More details are covered in the Microsoft blog post.
What’s not affected
Though this is naturally going to affect a large number of users, I think it’s most likely to impact small and medium sized corporates and those not currently or planning to use Fabric. This is because some elements will remain unaffected as the licensing changes are specific to the per user licensing not under enterprise agreements. Not changing, is:
- Fabric F SKU pricing
- Embedded pricing (under EM and F SKUs)
- E5 licensing - this still includes a power BI pro license with no increase in cost
- PPU add on licensing for E5
- Non-profit licensing (currently priced lower than enterprise or personal licenses)
Scenarios & suggestions
- Excluded / unaffected: If you’re currently E5 licensed, licensed through a non-profit, or utilising included in pricing viewer licensing through an F64 Fabric capacity, there’s nothing to worry about
- Utilising Fabric, but below F64: the new licensing adjusts the tipping point for where the jump to F64 makes sense for the viewer licensing being included in capacity cost. With reserved pricing, this was previously around 250 users if you are utilising an F32 capacity with reserved pricing and pro licensed users, now it’s more like 180. The crossover point is the difference in cost from your current SKU to F64 divided by the per user per month license cost (e.g. 268 for F16)

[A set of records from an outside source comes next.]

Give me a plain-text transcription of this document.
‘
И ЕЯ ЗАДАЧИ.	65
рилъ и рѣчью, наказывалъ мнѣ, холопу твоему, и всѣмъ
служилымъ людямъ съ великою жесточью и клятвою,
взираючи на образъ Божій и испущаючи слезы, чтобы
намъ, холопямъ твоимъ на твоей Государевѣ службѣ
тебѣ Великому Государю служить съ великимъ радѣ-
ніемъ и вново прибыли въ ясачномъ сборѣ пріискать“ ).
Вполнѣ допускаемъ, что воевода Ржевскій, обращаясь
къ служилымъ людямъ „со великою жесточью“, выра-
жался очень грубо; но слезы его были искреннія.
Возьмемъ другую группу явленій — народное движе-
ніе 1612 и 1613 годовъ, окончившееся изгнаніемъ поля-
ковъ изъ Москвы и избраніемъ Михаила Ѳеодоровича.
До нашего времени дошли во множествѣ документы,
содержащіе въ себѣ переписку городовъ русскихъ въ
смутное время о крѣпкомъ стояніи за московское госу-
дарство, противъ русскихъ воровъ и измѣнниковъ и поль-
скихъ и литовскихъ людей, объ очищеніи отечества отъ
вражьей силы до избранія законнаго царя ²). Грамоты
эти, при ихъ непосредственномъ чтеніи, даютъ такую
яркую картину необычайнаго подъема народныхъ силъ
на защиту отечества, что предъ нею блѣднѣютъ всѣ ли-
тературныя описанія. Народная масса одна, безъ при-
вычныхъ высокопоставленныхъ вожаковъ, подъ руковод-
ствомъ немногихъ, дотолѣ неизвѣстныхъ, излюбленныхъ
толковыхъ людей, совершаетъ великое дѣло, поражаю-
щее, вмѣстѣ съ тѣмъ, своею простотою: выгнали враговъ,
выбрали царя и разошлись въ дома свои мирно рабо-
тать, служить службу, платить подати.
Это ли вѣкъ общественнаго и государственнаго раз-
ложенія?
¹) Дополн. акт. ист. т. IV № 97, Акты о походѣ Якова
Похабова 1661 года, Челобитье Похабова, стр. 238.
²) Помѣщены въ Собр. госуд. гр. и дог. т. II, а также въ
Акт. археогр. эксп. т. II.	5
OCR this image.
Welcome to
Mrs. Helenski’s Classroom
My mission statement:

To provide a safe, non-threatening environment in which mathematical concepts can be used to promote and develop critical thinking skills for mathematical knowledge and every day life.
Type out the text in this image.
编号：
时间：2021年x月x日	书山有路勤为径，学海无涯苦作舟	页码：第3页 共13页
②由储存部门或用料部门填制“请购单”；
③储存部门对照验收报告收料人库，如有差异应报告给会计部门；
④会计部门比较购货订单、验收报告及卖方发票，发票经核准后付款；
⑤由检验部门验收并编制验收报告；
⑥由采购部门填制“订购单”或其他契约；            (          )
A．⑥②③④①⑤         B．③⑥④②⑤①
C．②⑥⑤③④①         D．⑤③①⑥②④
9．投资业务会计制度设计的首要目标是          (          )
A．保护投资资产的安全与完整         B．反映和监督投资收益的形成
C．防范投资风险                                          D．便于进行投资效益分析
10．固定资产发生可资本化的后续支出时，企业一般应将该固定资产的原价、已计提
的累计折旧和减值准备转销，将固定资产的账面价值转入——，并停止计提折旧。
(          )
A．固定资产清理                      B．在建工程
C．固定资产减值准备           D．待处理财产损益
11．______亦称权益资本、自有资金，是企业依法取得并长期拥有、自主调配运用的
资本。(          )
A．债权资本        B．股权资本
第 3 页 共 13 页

- Utilising fabric but not embedding: more often than not, Power BI users are licensed for accessing reports via the Power BI service. However, with Fabric F SKUs, you can make the most of embedding for your organisation and organisational apps to facilitate consumption of reports without needing to access Power BI service and therefore reducing the potential licensing requirements for viewers
- Utilising Power BI but not yet Fabric: Well, both of the above two points are still worth considering. In fact, I think the lower SKUs (F2 and F4) could be paid for if you’re able to utilise embedding for your org instead of Power BI licenses for report viewers for as few as 11 (F2, reserved pricing) users. This could be a great reason to consider Fabric if you’re not already
As for everyone else, unfortunately there isn’t much of an option beyond preparing for the increased cost sooner than later and communicating it to decision makers. That said, I would hazard a guess that the cost to transition organisational reporting would likely outweigh any benefit, and given the previous history I would hope this is not likely to happen again for some time.